Heimito von Doderer (1896-1966) |
"Jede Revolution ist viel weniger Bauplatz der Zukunft als Auktion der Vergangenheit." (Heimito von Doderer)
Biografisches
Heimito von Doderer (eigentlich Franz Carl Heimito Ritter von Doderer)
darf wohl mit gutem Recht so wie kein Anderer als Urgestein
österreichischer Literatur bezeichnet werden, da er wie kein anderer
Geist und Ungeist seiner Heimat (v.a. Wiens und Ostösterreichs) in
spannende Literatur umzusetzen wusste. Er wurde am 5. September 1896 in
Weidlingau/Niederösterreich als jüngstes von sechs Kindern des
Architekten und Bauunternehmers Wilhelm Ritter von Doderer (1854-1932)
und seiner Frau Louise,
geborene von Hügel (1862-1946), geboren und verstarb am 23. Dezember
1966 in Wien an einem Krebsleiden. Sein Ehrengrab befindet sich am
Grinzinger Friedhof in Wien.
Doderer entstammte einer protestantischen Familie, doch konvertierte er
1940 zum Katholizismus. Seine 1930 geschlossene erste Ehe mit Gusti
Hasterlik (aus jüdischer Familie) wurde schon 1932 wieder geschieden.
1952 verehelichte er sich ein zweites Mal, mit Emma Maria Thoma
(1896-1984).
In den Ersten
Weltkrieg zog Doderer 1915 als Leutnant eines Ulanenregiments,
wobei er 1916 in der Schlacht von Olesza/Ostgalizien in russische
Kriegsgefangenschaft geriet. Während seines durch die
zeitgeschichtlichen Umstände erzwungenen Aufenthalts in Sibirien
(1916-1920) fasste er den Entschluss Schriftsteller zu werden. Nach
Österreich zurückgekehrt, absolvierte er ein Studium der Geschichte und
Psychologie in Wien und promovierte 1925 zum Dr. phil. Die Scheidung
seiner Ehe stürzte ihn 1932 in eine schwere persönliche Krise, eine
seelische Irritation, die ihn wohl panisch nach Halt suchen ließ, einem
Halt, den er irrigerweise in der Ideologie des Nationalsozialismus zu
erblicken meinte, denn Doderer trat 1933 in die österreichische
Nationalsozialistische Partei ein, einen Ableger der deutschen
Nationalsozialistischen Partei des Adolf
Hitler. Seinen Fehler erkennend, distanzierte er sich 1937 vom
Nationalsozialismus und ließ sich auch nach dem 1938 erfolgten Anschluss
Österreichs an das Deutsche Reich nicht mehr als Parteimitglied führen.

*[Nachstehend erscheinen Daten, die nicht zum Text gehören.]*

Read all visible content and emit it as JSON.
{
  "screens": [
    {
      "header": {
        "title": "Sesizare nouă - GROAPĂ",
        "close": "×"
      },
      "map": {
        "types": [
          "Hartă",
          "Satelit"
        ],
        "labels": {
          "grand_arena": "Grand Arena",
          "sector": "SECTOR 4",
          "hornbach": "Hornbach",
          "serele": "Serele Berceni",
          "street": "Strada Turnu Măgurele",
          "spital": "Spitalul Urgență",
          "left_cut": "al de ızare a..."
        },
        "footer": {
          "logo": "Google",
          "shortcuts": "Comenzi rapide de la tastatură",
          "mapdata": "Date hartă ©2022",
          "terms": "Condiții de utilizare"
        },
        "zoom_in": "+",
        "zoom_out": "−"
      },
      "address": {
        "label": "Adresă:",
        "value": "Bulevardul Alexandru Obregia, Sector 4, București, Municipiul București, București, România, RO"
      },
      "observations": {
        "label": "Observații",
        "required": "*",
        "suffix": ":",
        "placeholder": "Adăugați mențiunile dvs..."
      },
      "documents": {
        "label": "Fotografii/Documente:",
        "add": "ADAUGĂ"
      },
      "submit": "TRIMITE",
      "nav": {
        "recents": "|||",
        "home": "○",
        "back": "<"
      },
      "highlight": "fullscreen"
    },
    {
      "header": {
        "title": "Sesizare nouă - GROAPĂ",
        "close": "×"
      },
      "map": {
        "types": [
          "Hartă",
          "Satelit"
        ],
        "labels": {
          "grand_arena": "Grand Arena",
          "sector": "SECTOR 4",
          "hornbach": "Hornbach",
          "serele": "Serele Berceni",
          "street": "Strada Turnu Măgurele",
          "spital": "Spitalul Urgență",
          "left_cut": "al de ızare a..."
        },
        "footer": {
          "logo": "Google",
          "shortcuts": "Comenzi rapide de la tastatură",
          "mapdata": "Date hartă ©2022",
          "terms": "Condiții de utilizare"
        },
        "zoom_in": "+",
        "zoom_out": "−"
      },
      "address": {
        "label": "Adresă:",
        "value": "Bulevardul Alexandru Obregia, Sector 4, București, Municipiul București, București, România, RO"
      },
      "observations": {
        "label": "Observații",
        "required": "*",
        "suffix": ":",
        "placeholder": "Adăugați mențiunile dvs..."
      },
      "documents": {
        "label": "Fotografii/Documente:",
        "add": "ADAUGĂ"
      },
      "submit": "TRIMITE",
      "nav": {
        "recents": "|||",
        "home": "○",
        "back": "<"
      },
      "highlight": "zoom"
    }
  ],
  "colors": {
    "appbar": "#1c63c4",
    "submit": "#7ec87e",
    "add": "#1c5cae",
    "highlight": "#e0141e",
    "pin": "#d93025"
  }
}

Vielmehr konvertierte er ausgerechnet in Zeiten nationalsozialistischer
Kriegseuphorie im Jahre 1940 zum Katholizismus, was zu jener Zeit von
den neuen Herrschern nicht unbedingt als opportun erachtet wurde. Den
Krieg erlebte Doderer als Hauptmann und geriet ein zweites Mal in
Kriegsgefangenschaft; diesmal in britische.
Sein episches Werk
Doderer, der von seinem aliterarischen familiären Umfeld in seinen
Ambitionen zum Schriftstellerberuf weder ermutig noch gefördert wurde,
der hierfür also mehr Zähigkeit als viele Andere nötig hatte, hinterließ
der Welt ein beachtliches Werk bestehend aus Romanen, Erzählungen,
Kurzprosa, Essays, Lyrik und persönlichen Betrachtungen in Form von
Tagebuchnotizen. Die bekanntesten Werke des Romanciers Doderer sind (das
Erscheinungsjahr jeweils in Klammer beigefügt):
"Die
Strudlhofstiege oder Melzer und die Tiefe der Jahre" (1951)
"Die
Dämonen. Nach der Chronik des Sektionsrates Geyrenhoff" (1956)
"Die Merowinger oder Die totale Familie" (Romangroteske) (1962)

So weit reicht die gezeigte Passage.